Die applicatie was een enorme toegevoegde waarde omdat veel veldwerkprocessen automatisch verliepen en we naast de algemene populatie ook bepaalde doelgroepen konden onderzoeken. Met deze realisatie in handen dienden we daarop een spin-offproject in bij Innoviris (Brusselse overheid), wat voor een socioloog niet zo evident is om een businesswaardig dossier in te dienen. We kregen drie jaar om onze propositie en onze tool verder te ontwikkelen. Die tool kreeg meer slagkracht, servercapaciteit en inputsynchronisatie via sensoren. Mede dankzij dit project konden we vervolgens in opdracht van de Vlaamse overheid 10.000 Vlaamse leerkrachten bevragen naar hun werklast. Op die conclusies wordt een deel van het huidige onderwijsbeleid gebaseerd.” 

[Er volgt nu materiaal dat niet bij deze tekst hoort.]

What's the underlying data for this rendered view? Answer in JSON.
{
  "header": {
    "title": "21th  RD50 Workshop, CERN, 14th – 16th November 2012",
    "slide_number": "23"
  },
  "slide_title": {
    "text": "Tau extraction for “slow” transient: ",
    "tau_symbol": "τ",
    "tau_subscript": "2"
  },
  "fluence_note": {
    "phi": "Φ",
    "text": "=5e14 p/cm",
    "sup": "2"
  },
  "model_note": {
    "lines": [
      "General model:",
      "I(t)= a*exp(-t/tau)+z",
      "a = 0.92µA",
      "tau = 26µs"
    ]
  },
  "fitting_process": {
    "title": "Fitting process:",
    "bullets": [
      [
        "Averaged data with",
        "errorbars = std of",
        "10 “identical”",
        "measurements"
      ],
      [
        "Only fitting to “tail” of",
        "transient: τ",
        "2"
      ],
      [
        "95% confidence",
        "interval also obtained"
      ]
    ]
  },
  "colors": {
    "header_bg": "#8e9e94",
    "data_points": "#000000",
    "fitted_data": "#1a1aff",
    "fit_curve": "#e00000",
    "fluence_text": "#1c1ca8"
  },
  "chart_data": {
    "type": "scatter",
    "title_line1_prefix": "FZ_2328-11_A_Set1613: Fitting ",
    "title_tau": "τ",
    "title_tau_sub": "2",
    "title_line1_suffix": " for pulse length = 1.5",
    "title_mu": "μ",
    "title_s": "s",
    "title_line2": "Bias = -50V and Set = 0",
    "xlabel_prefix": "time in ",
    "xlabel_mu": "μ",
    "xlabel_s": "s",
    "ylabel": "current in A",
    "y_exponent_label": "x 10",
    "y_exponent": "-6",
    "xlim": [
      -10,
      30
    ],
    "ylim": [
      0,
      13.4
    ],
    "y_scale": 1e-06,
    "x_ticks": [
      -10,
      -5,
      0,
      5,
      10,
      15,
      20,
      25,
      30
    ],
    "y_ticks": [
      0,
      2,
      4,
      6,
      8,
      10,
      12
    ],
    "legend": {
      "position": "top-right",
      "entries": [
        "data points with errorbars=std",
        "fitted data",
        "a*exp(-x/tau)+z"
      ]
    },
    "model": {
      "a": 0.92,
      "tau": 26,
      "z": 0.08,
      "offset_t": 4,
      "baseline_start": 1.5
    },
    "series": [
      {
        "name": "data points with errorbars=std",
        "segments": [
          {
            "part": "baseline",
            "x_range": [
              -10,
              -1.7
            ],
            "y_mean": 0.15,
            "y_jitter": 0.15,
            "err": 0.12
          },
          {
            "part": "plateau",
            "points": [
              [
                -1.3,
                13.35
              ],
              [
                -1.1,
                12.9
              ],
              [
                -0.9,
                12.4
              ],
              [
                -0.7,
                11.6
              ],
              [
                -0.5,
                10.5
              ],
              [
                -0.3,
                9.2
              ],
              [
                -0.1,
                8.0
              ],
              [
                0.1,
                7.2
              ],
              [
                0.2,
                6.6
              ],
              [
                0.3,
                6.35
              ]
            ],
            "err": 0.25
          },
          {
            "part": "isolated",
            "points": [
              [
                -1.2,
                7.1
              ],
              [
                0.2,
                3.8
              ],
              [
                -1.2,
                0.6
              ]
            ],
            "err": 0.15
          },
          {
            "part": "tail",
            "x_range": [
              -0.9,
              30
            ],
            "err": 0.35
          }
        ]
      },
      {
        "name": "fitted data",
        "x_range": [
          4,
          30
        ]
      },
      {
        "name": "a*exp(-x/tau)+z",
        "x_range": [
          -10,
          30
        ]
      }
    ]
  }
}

IG: “Hbits gaat dus verder dan de tijd en het gedrag van mensen in kaart brengen. Vooral de context rond het gedrag is belangrijk. We willen niet zozeer weten wat mensen doen, maar wel de redenen waarom ze tot een bepaald gedrag komen. Als je dat weet kun je ook als overheid het gedrag van mensen gaan begrijpen en vervolgens gaan bijsturen en tot een efficiënter beleid komen.”

Hoe eerlijk respondeert de mens op dergelijke vragen?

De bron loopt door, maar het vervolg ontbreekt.